3.2 Configuring a Hostapd Server

Perform the following steps to configure the hostapd server:

1. Download hostapd from https://w1.fi/releases/hostapd-2.6.tar.gz and copy it to an Ubuntu machine.
2. Create a .config file enabling hostapd as a RADIUS server. See Appendix B - Hostapd Example .config File for an example configuration file.
3. Untar the file and navigate to the hostapd-2.6/hostapd directory in the terminal window.
4. Build the binaries using the make command.
5. Enter the make install command to copy the hostapd binary to the /user/local/bin/ path.
6. Generate the certificates (see Generating Certificates using openssl).
7. Add the following to configure or create AP details in the file hostapd.radius_clients (the password must be the same as the shared key password in point 4).

   # RADIUS client configuration for the RADIUS server
   0.0.0.0/0      123456789

8. Create an eap user file (see Appendix C - Configuring EAP User File).
9. Create a hostapd.conf file, using the above eap user file as shown below.

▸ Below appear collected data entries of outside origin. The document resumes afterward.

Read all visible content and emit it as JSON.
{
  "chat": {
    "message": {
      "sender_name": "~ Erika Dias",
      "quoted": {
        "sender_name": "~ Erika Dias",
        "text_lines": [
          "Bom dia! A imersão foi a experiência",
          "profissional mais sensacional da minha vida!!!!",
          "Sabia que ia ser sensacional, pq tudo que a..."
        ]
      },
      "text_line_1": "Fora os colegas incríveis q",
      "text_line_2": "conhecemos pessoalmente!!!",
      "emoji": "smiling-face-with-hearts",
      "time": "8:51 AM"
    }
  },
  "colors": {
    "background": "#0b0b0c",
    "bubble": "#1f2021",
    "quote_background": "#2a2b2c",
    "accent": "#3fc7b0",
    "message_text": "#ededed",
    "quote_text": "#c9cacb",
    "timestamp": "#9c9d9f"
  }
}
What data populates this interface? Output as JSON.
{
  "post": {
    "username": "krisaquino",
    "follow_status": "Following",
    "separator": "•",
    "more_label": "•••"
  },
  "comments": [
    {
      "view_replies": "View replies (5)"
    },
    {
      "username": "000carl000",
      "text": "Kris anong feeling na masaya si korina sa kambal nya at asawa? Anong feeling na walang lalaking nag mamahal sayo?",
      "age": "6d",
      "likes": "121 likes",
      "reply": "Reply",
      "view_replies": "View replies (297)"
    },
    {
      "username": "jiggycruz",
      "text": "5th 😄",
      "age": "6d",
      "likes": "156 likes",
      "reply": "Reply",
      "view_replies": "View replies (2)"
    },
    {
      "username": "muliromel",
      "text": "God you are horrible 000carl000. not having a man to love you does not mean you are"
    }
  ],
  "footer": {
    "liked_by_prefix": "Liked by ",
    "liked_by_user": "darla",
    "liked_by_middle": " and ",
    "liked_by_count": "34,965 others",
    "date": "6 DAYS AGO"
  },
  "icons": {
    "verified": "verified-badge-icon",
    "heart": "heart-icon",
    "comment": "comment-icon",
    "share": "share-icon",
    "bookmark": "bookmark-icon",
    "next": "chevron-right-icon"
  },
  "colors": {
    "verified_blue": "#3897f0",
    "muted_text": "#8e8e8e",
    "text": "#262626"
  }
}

   # Run hostapd as a RADIUS server
   radius_server_clients=hostapd.radius_clients
   radius_server_auth_port=1812
   
   eap_server=1
   # For EAP user file see section 5.3
   eap_user_file=hostapd.eap_user
   
   # TLS parameters (shared by EAP-PEAP, EAP-TTLS, EAP-FAST)
   ca_cert=cas.cert
   # Server certificate and private key from separate files
   server_cert=server.crt
   private_key=server.key
   

10. Run hostapd using the sudo ./hostapd -dkt -i eno1 hostapd.conf command.